Benda Bilili!

Critic rating:

The band that wouldn't quit

By Stephanie Merry

Friday, Oct 14, 2011

If "American Idol," "So You Think You Can Dance" and Olympics telecasts have taught us anything, it's this: Sometimes the backstory proves more dazzling than the main event. Although the musicians at the center of the documentary "Benda Bilili!" are skilled, their unlikely rise to success is nothing short of miraculous.

When French filmmakers Renaud Barret and Florent de La Tullaye stumbled upon the members of the Congolese band Staff Benda Bilili, they discovered star power and talent in a band of homeless and disabled street musicians. Long-ago bouts of polio have left the men traveling the streets of Kinshasa on custom-built tricycles with hand pedals. But when the band members get together, they seem unstoppable. Music is their salvation, though never an escape, as songs revolve around making do with little. They sing about sleeping on cardboard boxes and about how, one day, they'll upgrade to mattresses.
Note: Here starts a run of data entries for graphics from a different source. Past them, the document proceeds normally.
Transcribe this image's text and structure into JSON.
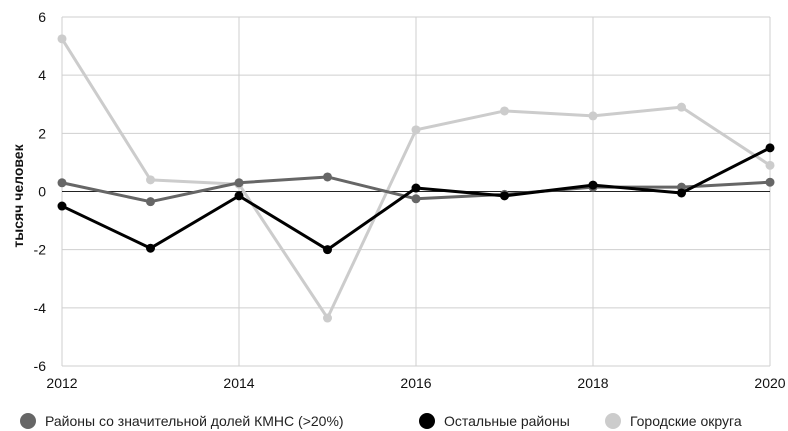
{
  "chart_data": {
    "type": "line",
    "ylabel": "тысяч человек",
    "xlabel": "",
    "xlim": [
      2012,
      2020
    ],
    "ylim": [
      -6,
      6
    ],
    "x": [
      2012,
      2013,
      2014,
      2015,
      2016,
      2017,
      2018,
      2019,
      2020
    ],
    "x_ticks": [
      "2012",
      "2014",
      "2016",
      "2018",
      "2020"
    ],
    "y_ticks": [
      "6",
      "4",
      "2",
      "0",
      "-2",
      "-4",
      "-6"
    ],
    "grid": true,
    "legend_position": "bottom",
    "series": [
      {
        "name": "Районы со значительной долей КМНС (>20%)",
        "color": "#666666",
        "values": [
          0.3,
          -0.35,
          0.3,
          0.5,
          -0.25,
          -0.1,
          0.15,
          0.15,
          0.32
        ]
      },
      {
        "name": "Остальные районы",
        "color": "#000000",
        "values": [
          -0.5,
          -1.95,
          -0.15,
          -2.0,
          0.12,
          -0.15,
          0.22,
          -0.05,
          1.5
        ]
      },
      {
        "name": "Городские округа",
        "color": "#cccccc",
        "values": [
          5.25,
          0.4,
          0.25,
          -4.35,
          2.12,
          2.77,
          2.6,
          2.9,
          0.9
        ]
      }
    ]
  }
}
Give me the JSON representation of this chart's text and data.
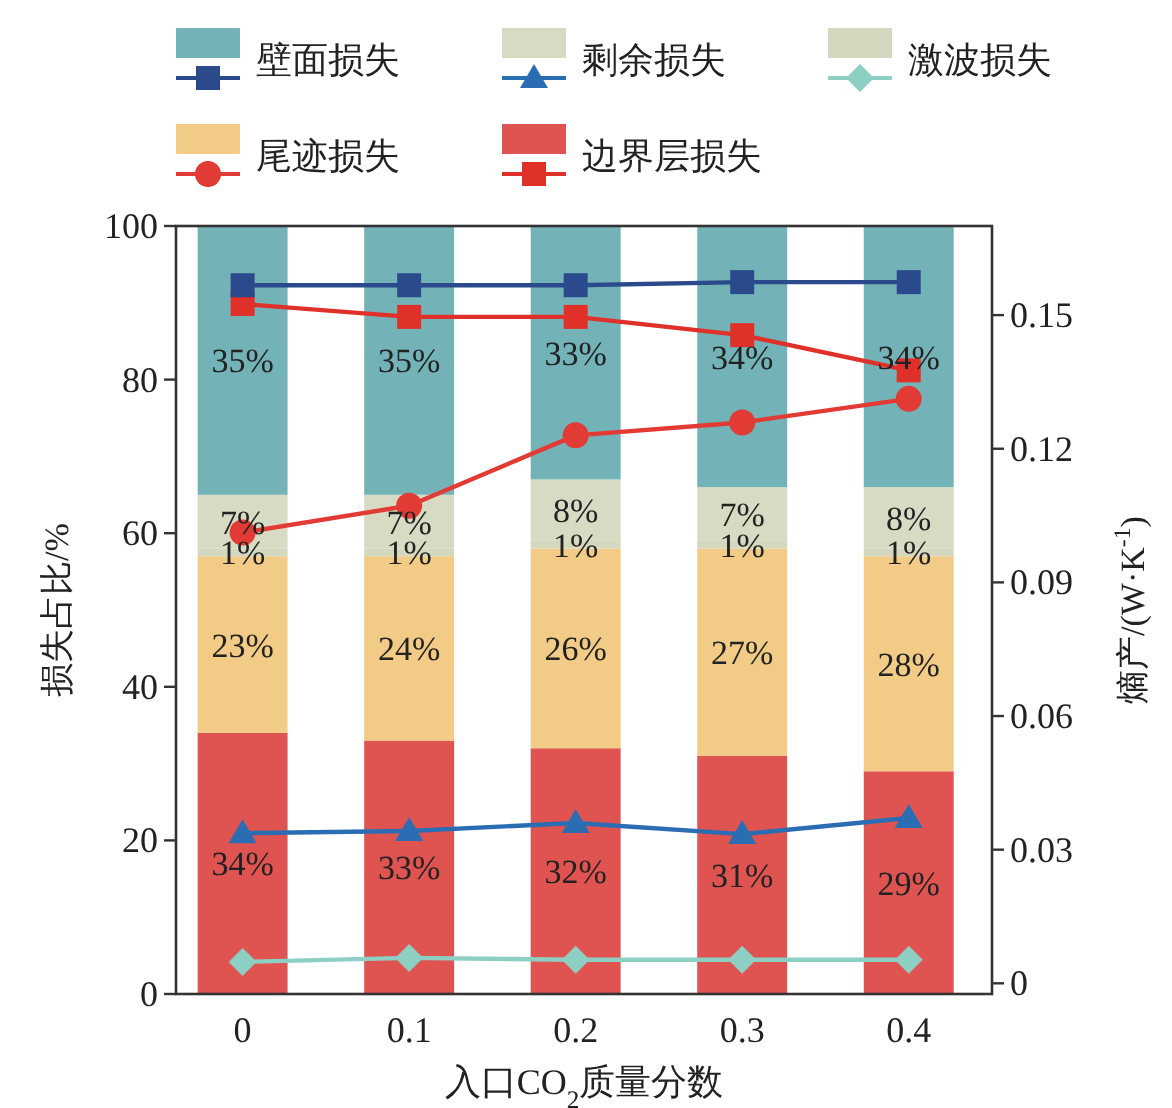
{
  "chart_data": {
    "type": "bar",
    "stacked": true,
    "legend": "top",
    "xlabel": "入口CO$_{2}$质量分数",
    "ylabel": "损失占比/%",
    "y2label": "熵产/(W·K$^{-1}$)",
    "categories": [
      "0",
      "0.1",
      "0.2",
      "0.3",
      "0.4"
    ],
    "ylim": [
      0,
      100
    ],
    "yticks": [
      0,
      20,
      40,
      60,
      80,
      100
    ],
    "y2lim": [
      -0.0024,
      0.17
    ],
    "y2ticks": [
      0,
      0.03,
      0.06,
      0.09,
      0.12,
      0.15
    ],
    "series": [
      {
        "name": "边界层损失",
        "color": "#df5450",
        "values": [
          34,
          33,
          32,
          31,
          29
        ],
        "value_labels": [
          "34%",
          "33%",
          "32%",
          "31%",
          "29%"
        ]
      },
      {
        "name": "尾迹损失",
        "color": "#f2cb86",
        "values": [
          23,
          24,
          26,
          27,
          28
        ],
        "value_labels": [
          "23%",
          "24%",
          "26%",
          "27%",
          "28%"
        ]
      },
      {
        "name": "激波损失",
        "color": "#d3d8bf",
        "values": [
          1,
          1,
          1,
          1,
          1
        ],
        "value_labels": [
          "1%",
          "1%",
          "1%",
          "1%",
          "1%"
        ]
      },
      {
        "name": "剩余损失",
        "color": "#d7dbc3",
        "values": [
          7,
          7,
          8,
          7,
          8
        ],
        "value_labels": [
          "7%",
          "7%",
          "8%",
          "7%",
          "8%"
        ]
      },
      {
        "name": "壁面损失",
        "color": "#73b3b8",
        "values": [
          35,
          35,
          33,
          34,
          34
        ],
        "value_labels": [
          "35%",
          "35%",
          "33%",
          "34%",
          "34%"
        ]
      },
      {
        "type": "line",
        "axis": "y2",
        "marker": "square",
        "color": "#e0302a",
        "values": [
          0.1525,
          0.1496,
          0.1496,
          0.1455,
          0.1376
        ]
      },
      {
        "type": "line",
        "axis": "y2",
        "marker": "circle",
        "color": "#e23a34",
        "values": [
          0.1012,
          0.1072,
          0.123,
          0.1259,
          0.1312
        ]
      },
      {
        "type": "line",
        "axis": "y2",
        "marker": "diamond",
        "color": "#8ecfc4",
        "values": [
          0.0048,
          0.0057,
          0.0053,
          0.0053,
          0.0053
        ]
      },
      {
        "type": "line",
        "axis": "y2",
        "marker": "triangle",
        "color": "#2a6db3",
        "values": [
          0.0337,
          0.0342,
          0.036,
          0.0335,
          0.0371
        ]
      },
      {
        "type": "line",
        "axis": "y2",
        "marker": "square",
        "color": "#2b4a8c",
        "values": [
          0.1567,
          0.1567,
          0.1567,
          0.1574,
          0.1574
        ]
      }
    ]
  }
}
The poverty is heartbreaking in a region where small children either work or spend their days panhandling. But glimmers of hope quickly emerge. Take Roger, a small boy who stands out from the crowd. He refuses to beg for money, convinced that he can scrape together a living strumming his monochord, which consists of a single string stretched from an arched piece of wood to a tin can.

The filmmakers introduce him to Ricky, the guitar-picking ringleader of Staff Benda Bilili, which is the first of many times that the documentarians insert themselves into the story. There's something at once adorable and prematurely aged about the boy, and he proves a worthy addition to the group.

Over the course of five years, the film charts the band's painstaking rise to success, from its humble beginnings, when the Kinshasa Zoo served as a rehearsal space and recording studio, through a number of unexpected setbacks. All the while, the group's bluesy blend of traditional African music and R&B serves as the pleasing soundtrack.

The filmmakers' active presence within the film can feel jarring at times, if only because documentarians usually steer clear of intervening (or at least they purport to) in favor of chronicling.

That being said, the band's success is never diminished. The fickle music industry can seem so arbitrary: A talented singer with connections might not make the cut, while a middling performer in the right place at the right time rockets to fame. Staff Benda Bilili's unlikely triumph is an epic feat, with or without anyone's help.

Contains drug use. In Lingala and French with English subtitles.